Der Frage nach der Motivation der Mitglieder der Naturforschenden Gesellschaft, sich für die Modernisierung der Landwirtschaft einzusetzen und über ihren Einfluss auf die Regierung schließlich einen Institutionenwandel herbeiführen zu helfen, geht Rásonyi im letzten, eigentlich zentralen Kapitel der Untersuchung nach, in dem er, anders als im vorhergehenden Teil, vorwiegend auf eigene Quellenauswertungen zurückgreift. Er diskutiert ein Bündel von möglichen Motivationsursachen. Dass, wie von den Ökonomen vorgegeben, die Gemeinnützigkeit Beweggrund für ihr Handeln gewesen sei, wird angesichts ihrer Herrschaftsinteressen als Vertreter der Oberschicht in Frage gestellt. Weder wird die Brisanz der Versorgungskrise von 1757/58 als ausreichender Motivationsschub angesehen, noch reicht das Interesse an einer Produktivitätssteigerung zur Herrschaftsstabilisierung und zur Erhöhung der Staatseinnahmen zur Erklärung des Phänomens aus, da hiermit zwar das kollektive Interesse der Oberschicht benannt wird, aber nicht die individuellen Interessen beziehungsweise die "selektiven Anreize", die zur zeitaufwändigen Mitarbeit in der Naturforschenden Gesellschaft führten, beschrieben werden können. Als individuelle Interessen listet Rásonyi auf: 1. wirtschaftliche Interessen, die aber nur bei einer Minderheit der Mitglieder der Naturforschenden Gesellschaft, die eigene Landgüter besaßen, anzunehmen sind; 2. das Interesse an persönlicher Weiterbildung, das eines der Gründungsmotive der Gesellschaft war; 3. die Verbesserung politischer Karrierechancen, 4. die mit der Mitgliedschaft verbundene gesellschaftliche Anerkennung und die durch sie geförderten sozialen, auch überlokalen bis hin zu europaweiten Kontakte.

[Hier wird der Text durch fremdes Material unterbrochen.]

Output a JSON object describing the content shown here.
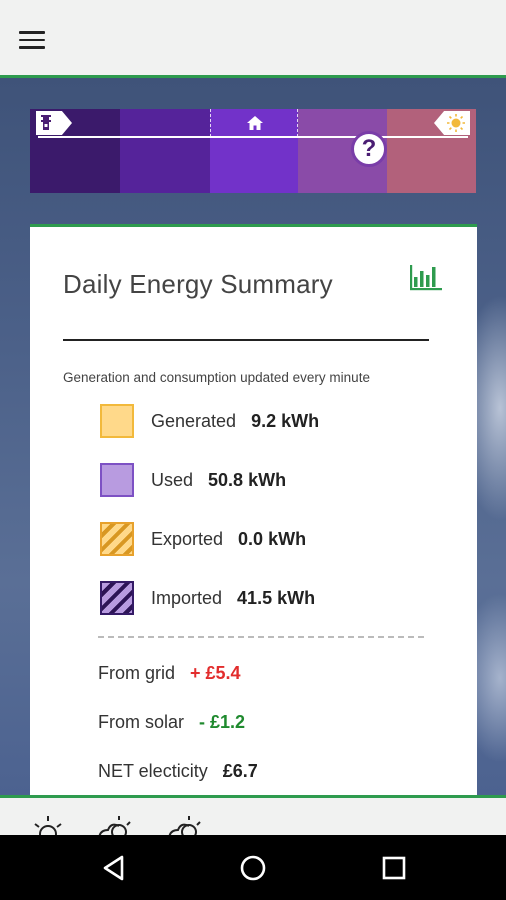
{
  "app": {
    "menu_icon": "hamburger-menu-icon"
  },
  "energy_band": {
    "segments": [
      {
        "name": "night",
        "color": "#3b1a6b"
      },
      {
        "name": "dawn",
        "color": "#55239a"
      },
      {
        "name": "home",
        "color": "#7232c9"
      },
      {
        "name": "afternoon",
        "color": "#8a4ba8"
      },
      {
        "name": "dusk",
        "color": "#b2617b"
      }
    ],
    "left_icon": "moon-tower-icon",
    "center_icon": "home-icon",
    "right_icon": "sun-icon",
    "help_label": "?"
  },
  "card": {
    "title": "Daily Energy Summary",
    "chart_icon": "bar-chart-icon",
    "subtitle": "Generation and consumption updated every minute",
    "legend": [
      {
        "label": "Generated",
        "value": "9.2 kWh"
      },
      {
        "label": "Used",
        "value": "50.8 kWh"
      },
      {
        "label": "Exported",
        "value": "0.0 kWh"
      },
      {
        "label": "Imported",
        "value": "41.5 kWh"
      }
    ],
    "costs": [
      {
        "label": "From grid",
        "value": "+ £5.4",
        "color": "#e22d2d"
      },
      {
        "label": "From solar",
        "value": "- £1.2",
        "color": "#1f8a2e"
      },
      {
        "label": "NET electicity",
        "value": "£6.7",
        "color": "#222222"
      }
    ]
  },
  "weather_strip": {
    "icons": [
      "sunny-icon",
      "partly-cloudy-icon",
      "partly-cloudy-icon"
    ]
  },
  "navbar": {
    "back": "back-icon",
    "home": "home-circle-icon",
    "recents": "recents-icon"
  },
  "colors": {
    "accent_green": "#2e9b4e",
    "generated": "#ffd98a",
    "used": "#b89be0"
  }
}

Trotz der Bedeutung gerade dieses letzten Punktes stellt Rásonyi abschließend noch einmal die Frage, warum sich ein großer Teil der Mitglieder der Naturforschenden Gesellschaft gerade für die Verbesserung der Agrarpraxis engagierte. Er verweist auf die Entwicklung des Diskurses der Landwirtschaftsmodernisierung, indem er die Debatten in den Kontext der europäischen Spätaufklärung stellt, auf politische Unruhen in den 1760er-Jahren, nach deren Unterdrückung eine Hinwendung zum Landleben und zur Landwirtschaft stattgefunden habe, und beschreibt schließlich die Entstehung der Vision eines reformfähigen, aufgeklärten Staates, in der die Reform der Landwirtschaft als Lösungskern aller wirtschaftlichen, sozialen und kulturellen Probleme verstanden wurde. Durch ihre frühzeitige Beschäftigung mit dem Thema hatten die Ökonomen einen deutlichen Argumentationsvorsprung gegenüber anderen Mitgliedern der Oberschicht in den als Krisenjahren empfundenen 1760er Jahren, so dass sie ihre Vorstellungen der Agrarmodernisierung erfolgreich in die Regierungspolitik einbringen konnten.

In der Beschreibung der außerökonomischen Motivationen, die letztlich zu einem Institutionenwandel führten, ist der Hauptertrag der Arbeit Rásonyis zu sehen. Ob für dieses Ergebnis allerdings die Darstellung der die Fragestellung präzisierenden theoretischen Vorüberlegungen in diesem Umfang - bei aller Freude, die ihre Lektüre dem ökonomisch nur rudimentär gebildeten Leser bereitet - notwendig gewesen wäre, wäre - auch unter ökonomischen Aspekten - weiterer Überlegung wert.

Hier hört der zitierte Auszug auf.